Volunteers here at Election Protection have been paying particular attention to New York today, since the state experienced serious mechanical issues with its new electronic-voting equipment during the September primary.
But the dark-horse state for mechanical errors has been Pennsylvania. Today, volunteers from Verified Voting—a nonprofit group and member of the Election Protection coalition—have counted 58 calls about mechanical issues from Pennsylvania—one more than the 57 calls coming from New York. (New York officials may have cleaned up their act since Mayor Bloomberg called the voting issues on primary day a “a royal screw up.” See this story in The New York Times on New York City’s preparations.)
In Pennsylvania, the big issue has been “vote flipping,” says Pamela Smith, the president of Verified Voting. Vote flipping—a common problem with touch-screen voting machines—occurs when a voter touches the screen to vote for one candidate and the screen registers the other candidate instead. It is possible to fix the machines on election day, Smith says, but sometimes the broken machines can be so frustrating to polling workers and voters that they stop using the machines all together, leading to long lines—and even worse, disenfranchised voters. Smith says that while all voting machines have technical issues, touch screens can be particularly problematic, and she was amused (if not a little depressed) to learn that some voters were using Q-tips to vote, she thinks in Pennsylvania, because their fingers were too big and clumsy for the machine to register.

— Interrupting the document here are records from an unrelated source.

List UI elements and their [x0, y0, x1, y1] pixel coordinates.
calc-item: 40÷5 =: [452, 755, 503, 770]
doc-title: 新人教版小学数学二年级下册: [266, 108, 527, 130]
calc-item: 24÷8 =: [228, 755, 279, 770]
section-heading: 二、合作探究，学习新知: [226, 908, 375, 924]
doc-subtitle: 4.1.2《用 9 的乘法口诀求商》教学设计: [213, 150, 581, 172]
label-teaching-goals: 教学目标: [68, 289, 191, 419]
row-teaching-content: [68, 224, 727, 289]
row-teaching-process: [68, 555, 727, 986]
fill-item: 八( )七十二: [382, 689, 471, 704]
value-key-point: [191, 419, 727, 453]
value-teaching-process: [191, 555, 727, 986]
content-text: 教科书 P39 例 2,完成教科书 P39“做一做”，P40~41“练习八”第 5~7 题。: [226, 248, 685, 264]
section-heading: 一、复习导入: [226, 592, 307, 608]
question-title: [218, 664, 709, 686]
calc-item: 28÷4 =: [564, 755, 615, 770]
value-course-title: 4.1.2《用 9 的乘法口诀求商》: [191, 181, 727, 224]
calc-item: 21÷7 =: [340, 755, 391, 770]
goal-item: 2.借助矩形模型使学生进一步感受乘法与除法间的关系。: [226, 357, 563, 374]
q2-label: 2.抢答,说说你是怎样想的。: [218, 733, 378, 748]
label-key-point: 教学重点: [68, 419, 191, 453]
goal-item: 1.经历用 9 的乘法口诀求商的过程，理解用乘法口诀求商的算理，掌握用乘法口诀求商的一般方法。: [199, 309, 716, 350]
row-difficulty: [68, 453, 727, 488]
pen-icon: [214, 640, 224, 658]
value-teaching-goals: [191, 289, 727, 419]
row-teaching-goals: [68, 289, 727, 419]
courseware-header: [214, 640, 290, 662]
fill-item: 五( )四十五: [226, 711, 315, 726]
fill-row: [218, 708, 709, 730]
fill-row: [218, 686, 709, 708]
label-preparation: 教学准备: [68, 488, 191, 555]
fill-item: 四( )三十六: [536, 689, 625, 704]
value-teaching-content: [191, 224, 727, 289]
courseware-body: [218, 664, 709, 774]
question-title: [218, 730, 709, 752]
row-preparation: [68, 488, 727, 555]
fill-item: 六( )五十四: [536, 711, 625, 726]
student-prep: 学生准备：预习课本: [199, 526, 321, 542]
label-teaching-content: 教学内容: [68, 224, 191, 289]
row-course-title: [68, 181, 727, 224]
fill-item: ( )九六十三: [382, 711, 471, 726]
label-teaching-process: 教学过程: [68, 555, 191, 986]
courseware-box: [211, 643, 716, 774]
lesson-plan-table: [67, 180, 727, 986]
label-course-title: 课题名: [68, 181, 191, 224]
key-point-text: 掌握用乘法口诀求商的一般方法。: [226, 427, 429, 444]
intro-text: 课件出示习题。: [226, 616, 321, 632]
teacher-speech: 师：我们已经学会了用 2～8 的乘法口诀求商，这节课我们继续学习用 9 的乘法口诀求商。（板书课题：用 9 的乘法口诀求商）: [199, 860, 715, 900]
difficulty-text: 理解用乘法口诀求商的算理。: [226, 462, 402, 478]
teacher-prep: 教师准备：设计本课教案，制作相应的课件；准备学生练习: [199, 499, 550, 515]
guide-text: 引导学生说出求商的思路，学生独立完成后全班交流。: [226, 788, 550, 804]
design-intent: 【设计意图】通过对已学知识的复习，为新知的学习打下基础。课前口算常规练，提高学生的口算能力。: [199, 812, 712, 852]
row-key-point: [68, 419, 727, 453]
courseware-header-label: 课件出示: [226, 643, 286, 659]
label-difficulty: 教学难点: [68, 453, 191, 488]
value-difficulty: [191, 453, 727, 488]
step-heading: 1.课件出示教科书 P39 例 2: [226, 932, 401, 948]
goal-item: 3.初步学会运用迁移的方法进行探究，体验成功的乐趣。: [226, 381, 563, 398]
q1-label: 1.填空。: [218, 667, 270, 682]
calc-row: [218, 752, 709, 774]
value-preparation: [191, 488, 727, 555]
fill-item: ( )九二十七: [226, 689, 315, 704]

Ironically, Smith says that the problem with Pennsylvania’s faulty machines is probably that they are too old (which is exactly the opposite of the problem in New York, where most of the mechanical issues have come from using brand-new equipment). New York voting does not use touch screens, but rather scanning devices that require voters to fill out a paper ballot and feed it into the machine.
Ten years after the 2000 election, and we still haven't figured out how to make it easy to vote.